In this post, we’ll discuss some important considerations for solar projects to ensure that the inverters in your designs are appropriately sized. Specifically, we’ll examine the relationship between the amount of energy your solar array produces and the amount of power your inverter can output, and we’ll introduce the concept of inverter clipping.
Understanding the DC-to-AC Ratio
It often makes sense to oversize a solar array, such that the installed DC capacity exceeds the AC power rating of the inverter. This allows for a greater energy harvest when production is below the inverter’s rating, which it typically is for most of the day.
Consider the graph of energy production as a function of time of day in Figure 1. The yellow line shows a typical bell curve of AC output power peaking at noon, just below the rating of the inverter indicated by the dashed line. If we increase the size of the solar array, thereby increasing the DC-to-AC ratio of the system (black curve), we can harvest more AC energy throughout the day. The area between the yellow and black curves is the energy that is gained by increasing the DC-to-AC ratio.
Figure 1: Inverter AC output over the course of a day for a system with a low DC-to-AC ratio (yellow curve) and high DC-to-AC ratio (black curve).
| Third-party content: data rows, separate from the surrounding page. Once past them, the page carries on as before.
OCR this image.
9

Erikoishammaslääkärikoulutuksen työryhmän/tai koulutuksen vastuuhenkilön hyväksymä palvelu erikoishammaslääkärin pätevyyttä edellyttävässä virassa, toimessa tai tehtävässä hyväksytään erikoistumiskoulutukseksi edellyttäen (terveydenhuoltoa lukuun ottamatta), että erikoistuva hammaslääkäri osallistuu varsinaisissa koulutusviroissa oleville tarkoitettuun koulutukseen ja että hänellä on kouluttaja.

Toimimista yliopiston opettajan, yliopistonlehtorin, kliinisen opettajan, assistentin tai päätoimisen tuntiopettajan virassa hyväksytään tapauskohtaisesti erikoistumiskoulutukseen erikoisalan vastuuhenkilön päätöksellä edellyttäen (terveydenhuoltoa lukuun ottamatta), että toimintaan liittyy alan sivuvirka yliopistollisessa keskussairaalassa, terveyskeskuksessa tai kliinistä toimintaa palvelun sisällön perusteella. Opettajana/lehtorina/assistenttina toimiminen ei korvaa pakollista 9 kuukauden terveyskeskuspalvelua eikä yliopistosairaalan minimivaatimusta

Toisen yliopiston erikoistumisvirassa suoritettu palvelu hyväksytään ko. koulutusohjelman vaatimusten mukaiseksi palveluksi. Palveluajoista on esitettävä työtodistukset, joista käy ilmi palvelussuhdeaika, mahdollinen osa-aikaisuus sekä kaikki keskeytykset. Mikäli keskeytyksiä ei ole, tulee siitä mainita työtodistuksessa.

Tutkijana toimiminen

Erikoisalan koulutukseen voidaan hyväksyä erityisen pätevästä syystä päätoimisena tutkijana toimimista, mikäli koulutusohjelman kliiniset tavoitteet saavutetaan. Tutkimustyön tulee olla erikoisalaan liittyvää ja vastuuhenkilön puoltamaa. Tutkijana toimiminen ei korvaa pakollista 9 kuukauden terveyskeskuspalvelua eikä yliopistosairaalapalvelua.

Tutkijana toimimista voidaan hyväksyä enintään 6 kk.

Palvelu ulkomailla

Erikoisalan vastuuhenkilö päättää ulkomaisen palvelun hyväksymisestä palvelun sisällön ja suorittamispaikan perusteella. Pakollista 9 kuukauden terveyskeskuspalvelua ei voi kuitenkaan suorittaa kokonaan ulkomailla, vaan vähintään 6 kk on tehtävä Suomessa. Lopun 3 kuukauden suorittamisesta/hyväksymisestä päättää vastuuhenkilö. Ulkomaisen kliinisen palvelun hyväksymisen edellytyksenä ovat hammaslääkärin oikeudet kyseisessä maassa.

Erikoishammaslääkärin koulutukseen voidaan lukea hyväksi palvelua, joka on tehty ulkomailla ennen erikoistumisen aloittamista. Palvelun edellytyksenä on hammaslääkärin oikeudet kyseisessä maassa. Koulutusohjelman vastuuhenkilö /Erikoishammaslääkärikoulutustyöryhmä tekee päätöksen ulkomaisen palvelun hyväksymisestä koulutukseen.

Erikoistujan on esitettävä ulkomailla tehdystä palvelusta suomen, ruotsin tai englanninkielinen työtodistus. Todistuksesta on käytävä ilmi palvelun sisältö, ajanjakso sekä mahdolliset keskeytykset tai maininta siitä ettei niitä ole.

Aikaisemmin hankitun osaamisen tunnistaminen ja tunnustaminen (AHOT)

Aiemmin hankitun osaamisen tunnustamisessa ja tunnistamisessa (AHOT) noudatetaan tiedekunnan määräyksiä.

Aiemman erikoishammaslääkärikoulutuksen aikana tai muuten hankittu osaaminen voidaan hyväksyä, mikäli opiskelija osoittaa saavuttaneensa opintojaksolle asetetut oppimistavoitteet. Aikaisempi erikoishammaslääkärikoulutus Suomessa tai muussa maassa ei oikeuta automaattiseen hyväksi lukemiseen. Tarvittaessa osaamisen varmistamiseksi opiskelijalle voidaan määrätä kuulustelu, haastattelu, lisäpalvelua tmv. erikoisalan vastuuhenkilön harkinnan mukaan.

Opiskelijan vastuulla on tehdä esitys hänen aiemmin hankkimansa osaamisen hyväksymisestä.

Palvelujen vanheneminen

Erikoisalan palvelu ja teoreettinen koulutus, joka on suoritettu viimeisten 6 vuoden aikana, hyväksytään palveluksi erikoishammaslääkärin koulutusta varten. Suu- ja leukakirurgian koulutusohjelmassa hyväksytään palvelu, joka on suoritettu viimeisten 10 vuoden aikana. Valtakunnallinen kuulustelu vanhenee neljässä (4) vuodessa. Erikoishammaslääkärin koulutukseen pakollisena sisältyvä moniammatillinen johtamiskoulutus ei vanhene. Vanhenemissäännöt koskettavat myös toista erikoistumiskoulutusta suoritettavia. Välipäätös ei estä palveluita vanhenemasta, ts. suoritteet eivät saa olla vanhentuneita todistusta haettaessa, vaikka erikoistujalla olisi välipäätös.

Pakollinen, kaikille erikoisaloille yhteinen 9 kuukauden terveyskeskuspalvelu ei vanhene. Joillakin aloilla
While oversizing the solar array relative to the inverter’s rating can help your system capture more energy throughout the day, this approach is not without costs. What Figure 1 also shows is an effect called inverter clipping, sometimes referred to as power limiting. When the DC maximum power point (MPP) of the solar array – or the point at which the solar array is generating the most amount of energy – is greater than the inverter’s power rating, the “extra” power generated by the array is “clipped.” This leads to a flatline in the black curve during peak production hours. The inverter effectively prevents the system from reaching its MPP, capping the power at the inverter’s nameplate power rating.
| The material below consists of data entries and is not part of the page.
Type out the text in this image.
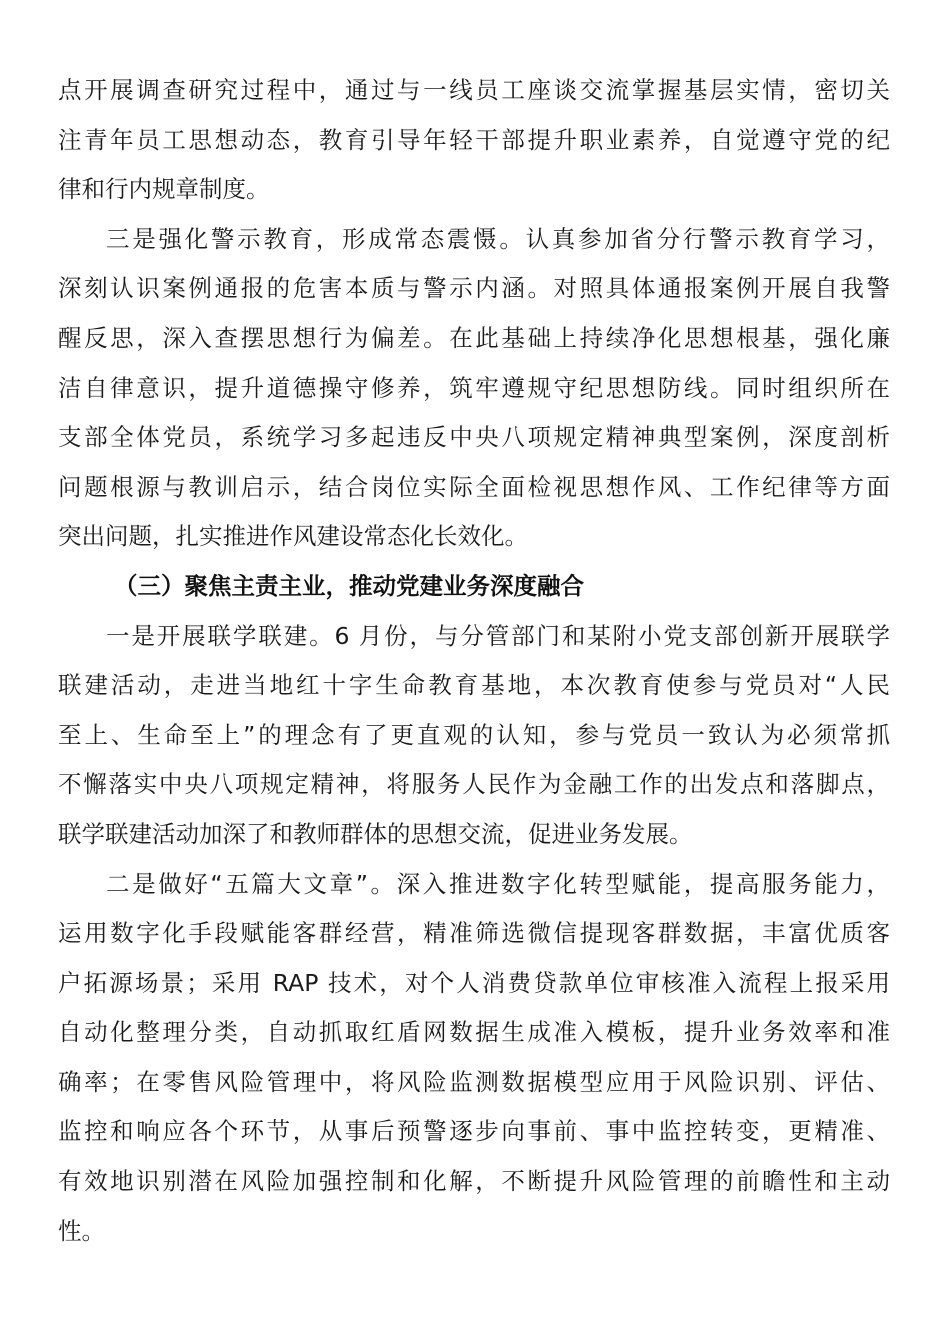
点开展调查研究过程中，通过与一线员工座谈交流掌握基层实情，密切关
注青年员工思想动态，教育引导年轻干部提升职业素养，自觉遵守党的纪
律和行内规章制度。
三是强化警示教育，形成常态震慑。认真参加省分行警示教育学习，
深刻认识案例通报的危害本质与警示内涵。对照具体通报案例开展自我警
醒反思，深入查摆思想行为偏差。在此基础上持续净化思想根基，强化廉
洁自律意识，提升道德操守修养，筑牢遵规守纪思想防线。同时组织所在
支部全体党员，系统学习多起违反中央八项规定精神典型案例，深度剖析
问题根源与教训启示，结合岗位实际全面检视思想作风、工作纪律等方面
突出问题，扎实推进作风建设常态化长效化。
（三）聚焦主责主业，推动党建业务深度融合
一是开展联学联建。6 月份，与分管部门和某附小党支部创新开展联学
联建活动，走进当地红十字生命教育基地，本次教育使参与党员对“人民
至上、生命至上”的理念有了更直观的认知，参与党员一致认为必须常抓
不懈落实中央八项规定精神，将服务人民作为金融工作的出发点和落脚点，
联学联建活动加深了和教师群体的思想交流，促进业务发展。
二是做好“五篇大文章”。深入推进数字化转型赋能，提高服务能力，
运用数字化手段赋能客群经营，精准筛选微信提现客群数据，丰富优质客
户拓源场景；采用 RAP 技术，对个人消费贷款单位审核准入流程上报采用
自动化整理分类，自动抓取红盾网数据生成准入模板，提升业务效率和准
确率；在零售风险管理中，将风险监测数据模型应用于风险识别、评估、
监控和响应各个环节，从事后预警逐步向事前、事中监控转变，更精准、
有效地识别潜在风险加强控制和化解，不断提升风险管理的前瞻性和主动
性。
Modeling inverter clipping is crucial to properly design a system with a DC-to-AC ratio greater than 1, or in regions that frequently see an irradiance larger than the standard test conditions (STC) irradiance of 1000 W/m2 (because higher levels of irradiance lead to higher MPP). Consider a south-facing, 20°-tilt ground mount system in North Carolina (35.37° latitude) with a 100 kW central inverter. If we design the system with a DC-to-AC ratio of 1, it will never clip; however, we will also not fully utilize the AC capacity of the inverter.
If we want a larger system size we could place another 100 kW block (a section of solar panels connected to an inverter), or we can pack more DC power generation onto our first inverter. The latter allows us to save cost by not purchasing another inverter, and, like we saw in Figure 1, we can harvest more energy during off-peak hours. Depending on the chosen DC-to-AC ratio, we will also sacrifice some amount of energy to inverter clipping.
Table 1 summarizes energy production results for three DC-to-AC ratios, as well as how much energy is clipped. If a simulation tool does not properly model clipping, the designer may be led to believe that, for example, the 100 kW inverter can fully handle the DC-to-AC ratio of 1.5 and output 228.24 MWh, whereas in reality 11.0 MWh would be lost to clipping. This could lead to a system that underperforms relative to the expected result. Knowing how much energy is clipped allows a designer to make an informed decision on how much DC to pack onto the inverter, and how effective the oversizing scheme is at increasing energy harvest.
Table 1: Annual energy production out of a 100 kW inverter as a function of DC-to-AC ratio. As the DC-to-AC ratio increases, so does the AC output and clipped energy.
|DC-to-AC Ratio||Annual AC Energy Production||Energy Lost to Clipping|
|1.0||163.06 MWh||0.0 MWh|
|1.3||193.86 MWh||1.8 MWh (0.9%)|
|1.5||217.24 MWh||11.0 MWh (4.8%)|
Aurora automatically takes inverter clipping into account in its performance simulations. The amount of energy that is clipped throughout the year, and the percentage of total energy that amount represents, is presented to the user as a simulation warning and in our system loss diagram. Combined with Aurora’s NEC validation report, which ensures designs do not violate any electrical or mechanical constraints or rules of the National Electric Code (NEC), and simulation checks on string voltage, this feature allows users to be confident that the systems they design are appropriately-sized and code-compliant.
• Oversizing a solar array relative to an inverter’s rating (DC-to-AC ratio greater than one) allows for increased energy harvest throughout most of the day, especially in the morning and later afternoon.
• When a DC array produces more energy than the inverter is rated to handle, the inverter clips the excess power and caps its output at its rated power.
• When estimating the energy production of a solar project design, it’s important that your performance simulations take inverter clipping into account (as Aurora does automatically), in order to ensure production results accurately reflect the system size of the design.